Holy Accommodations – The Supreme Court Expands Employers’ Duty to Religious Employees
At Maddin Hauser, I have the good fortune of working for an employer who understands, respects, and accommodates my religious needs. Because I am Sabbath observant, I leave work early on Fridays in the winter, and I can’t work on Saturdays. Oh, and I have an insatiable appetite for kosher pizza, which the firm brings in for events.
Some other religious folks in the workplace are not as fortunate, whether because certain employers are unable to accommodate their needs, or simply don’t want to, or something in between. However, under the U.S. Supreme Court’s new holding in Groff v. DeJoy, Title VII requires an employer who denies a religious accommodation to show that the burden of granting an accommodation would result in substantial hardship.
The doctrine is rooted in a 1977 Supreme Court decision, Trans World Airlines, Inc. v. Hardison, which dealt with the issue of whether an employer is required to make accommodations for employees’ religious practices under Title VII of the Civil Rights Act of 1964, specifically regarding scheduling conflicts arising from religious observances. In the Hardison case, a TWA employee who was a member of the Seventh-day Adventist Church requested Saturdays off work to observe the Sabbath. TWA denied the request, arguing that accommodating the employee’s religious practices would create an undue hardship on the company’s operations. The Supreme Court ruled in favor of TWA, holding that the employer was not required to make an accommodation if doing so would impose more than a de minimis burden on the employer. This was the law for nearly 50 years. But in a unanimous decision last month, the Supreme Court in Groff v. DeJoy did away with the “more than a de minimis burden” test in favor of a test that asks whether the employer’s burden of granting an accommodation would result in “substantial increased costs in relation to the conduct of its particular business.”
The plaintiff in Groff v. DeJoy is an Evangelical Christian who does not work on Sundays. He took a mail delivery job with the U.S. Postal Service that initially did not involve Sunday work. That changed after USPS began facilitating Sunday deliveries for Amazon. USPS redistributed Groff’s Sunday deliveries to other USPS staff and disciplined Groff for refusing to pitch in. Groff sued under Title VII, arguing that USPS should have accommodated his religious observances. The district court granted summary judgment to USPS and the Third Circuit affirmed based on the standard from Hardison, because Groff’s needs had “imposed on his coworkers, disrupted the workplace and workflow, and diminished employee morale.”
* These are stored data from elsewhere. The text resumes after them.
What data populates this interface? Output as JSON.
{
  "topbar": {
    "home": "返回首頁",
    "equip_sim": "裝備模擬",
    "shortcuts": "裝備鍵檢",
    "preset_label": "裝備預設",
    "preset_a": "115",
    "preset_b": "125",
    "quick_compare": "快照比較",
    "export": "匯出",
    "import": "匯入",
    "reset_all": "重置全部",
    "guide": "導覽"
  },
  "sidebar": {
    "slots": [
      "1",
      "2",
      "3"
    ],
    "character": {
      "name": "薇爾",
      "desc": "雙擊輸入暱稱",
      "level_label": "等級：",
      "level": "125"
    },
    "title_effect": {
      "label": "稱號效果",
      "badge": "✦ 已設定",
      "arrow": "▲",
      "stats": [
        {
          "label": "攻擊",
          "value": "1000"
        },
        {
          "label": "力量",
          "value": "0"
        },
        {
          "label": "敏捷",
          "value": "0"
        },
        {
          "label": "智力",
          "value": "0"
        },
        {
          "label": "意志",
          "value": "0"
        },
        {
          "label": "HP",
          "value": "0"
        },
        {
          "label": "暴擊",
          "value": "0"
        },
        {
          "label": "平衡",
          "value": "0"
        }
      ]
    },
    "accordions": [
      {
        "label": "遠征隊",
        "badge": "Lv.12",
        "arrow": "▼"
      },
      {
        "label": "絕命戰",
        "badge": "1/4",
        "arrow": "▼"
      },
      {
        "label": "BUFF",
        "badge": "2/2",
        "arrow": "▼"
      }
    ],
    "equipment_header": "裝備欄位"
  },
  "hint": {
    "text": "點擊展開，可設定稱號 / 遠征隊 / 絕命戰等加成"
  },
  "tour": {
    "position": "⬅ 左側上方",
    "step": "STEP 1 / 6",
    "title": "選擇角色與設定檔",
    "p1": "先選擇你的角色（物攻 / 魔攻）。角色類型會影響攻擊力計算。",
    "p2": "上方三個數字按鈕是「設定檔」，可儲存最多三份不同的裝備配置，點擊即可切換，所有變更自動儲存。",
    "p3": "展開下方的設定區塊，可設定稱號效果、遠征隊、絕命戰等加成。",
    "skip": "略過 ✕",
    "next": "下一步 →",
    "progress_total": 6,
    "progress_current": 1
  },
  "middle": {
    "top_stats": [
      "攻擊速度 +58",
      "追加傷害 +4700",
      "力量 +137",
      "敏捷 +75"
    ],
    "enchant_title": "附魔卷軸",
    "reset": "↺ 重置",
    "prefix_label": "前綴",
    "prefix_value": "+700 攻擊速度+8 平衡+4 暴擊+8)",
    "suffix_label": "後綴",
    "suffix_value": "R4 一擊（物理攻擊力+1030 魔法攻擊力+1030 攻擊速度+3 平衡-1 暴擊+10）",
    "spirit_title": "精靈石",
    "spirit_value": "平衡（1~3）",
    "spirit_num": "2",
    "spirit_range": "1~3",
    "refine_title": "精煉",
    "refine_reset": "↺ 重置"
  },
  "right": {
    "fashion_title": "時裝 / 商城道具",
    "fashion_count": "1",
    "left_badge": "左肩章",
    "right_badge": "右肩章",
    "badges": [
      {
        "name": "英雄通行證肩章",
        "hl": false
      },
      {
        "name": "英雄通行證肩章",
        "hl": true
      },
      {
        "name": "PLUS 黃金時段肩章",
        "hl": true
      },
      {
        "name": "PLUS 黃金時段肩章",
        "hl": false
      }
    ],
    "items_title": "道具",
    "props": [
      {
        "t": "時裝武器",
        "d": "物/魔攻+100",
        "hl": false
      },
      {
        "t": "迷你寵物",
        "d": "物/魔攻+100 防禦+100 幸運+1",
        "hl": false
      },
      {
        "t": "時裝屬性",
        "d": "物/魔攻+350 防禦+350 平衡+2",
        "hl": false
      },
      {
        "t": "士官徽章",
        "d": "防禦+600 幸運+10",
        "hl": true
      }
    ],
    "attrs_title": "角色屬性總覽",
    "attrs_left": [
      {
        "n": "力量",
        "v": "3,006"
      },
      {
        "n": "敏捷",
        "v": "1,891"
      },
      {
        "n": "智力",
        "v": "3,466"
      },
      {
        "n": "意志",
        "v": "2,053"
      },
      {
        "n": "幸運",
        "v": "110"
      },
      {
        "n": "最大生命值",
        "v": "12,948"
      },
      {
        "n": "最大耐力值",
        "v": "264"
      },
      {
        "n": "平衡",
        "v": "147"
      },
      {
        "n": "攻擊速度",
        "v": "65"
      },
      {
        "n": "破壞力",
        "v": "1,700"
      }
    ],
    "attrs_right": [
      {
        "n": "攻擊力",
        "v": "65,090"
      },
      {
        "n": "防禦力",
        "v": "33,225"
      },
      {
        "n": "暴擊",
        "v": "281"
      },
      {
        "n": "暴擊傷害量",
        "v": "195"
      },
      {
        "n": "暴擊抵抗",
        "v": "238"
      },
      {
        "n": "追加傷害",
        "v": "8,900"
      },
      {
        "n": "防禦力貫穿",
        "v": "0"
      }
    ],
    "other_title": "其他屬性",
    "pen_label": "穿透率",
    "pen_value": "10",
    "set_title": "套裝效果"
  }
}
The Supreme Court reversed, clarifying what an employer needs to prove in order to defend a denial of a religious accommodation under Title VII. Essentially, the Court held that showing “more than a de minimis burden” does not suffice to establish “undue hardship on the conduct of the employer’s business,” like EEOC regulations interpreting Title VII require. Rather, undue hardship requires a showing of substantial increased costs in relation to the conduct of its particular business. The Court further noted that impacts on coworkers are relevant to the extent they impact the conduct of the business. In addition, Title VII’s requirement that an employer reasonably accommodate an employee’s practice of religion means the employer must do more than assess the reasonableness of a particular possible accommodation. In other words, faced with an accommodation request like Groff’s, an employer must do more than conclude that forcing other employees to work overtime would constitute an undue hardship. Consideration of other options may also be necessary. Ultimately, having clarified the Title VII undue hardship standard, the Court remanded the case to the trial court to apply the clarified standard to Groff’s case.
The takeaway for employers is that there is now an expanded duty to make reasonable accommodations for religious employees and potential employees in order to avoid liability under Title VII. As for me, I am left to ponder how many slices of kosher pizza would be a reasonable accommodation at the next firm event!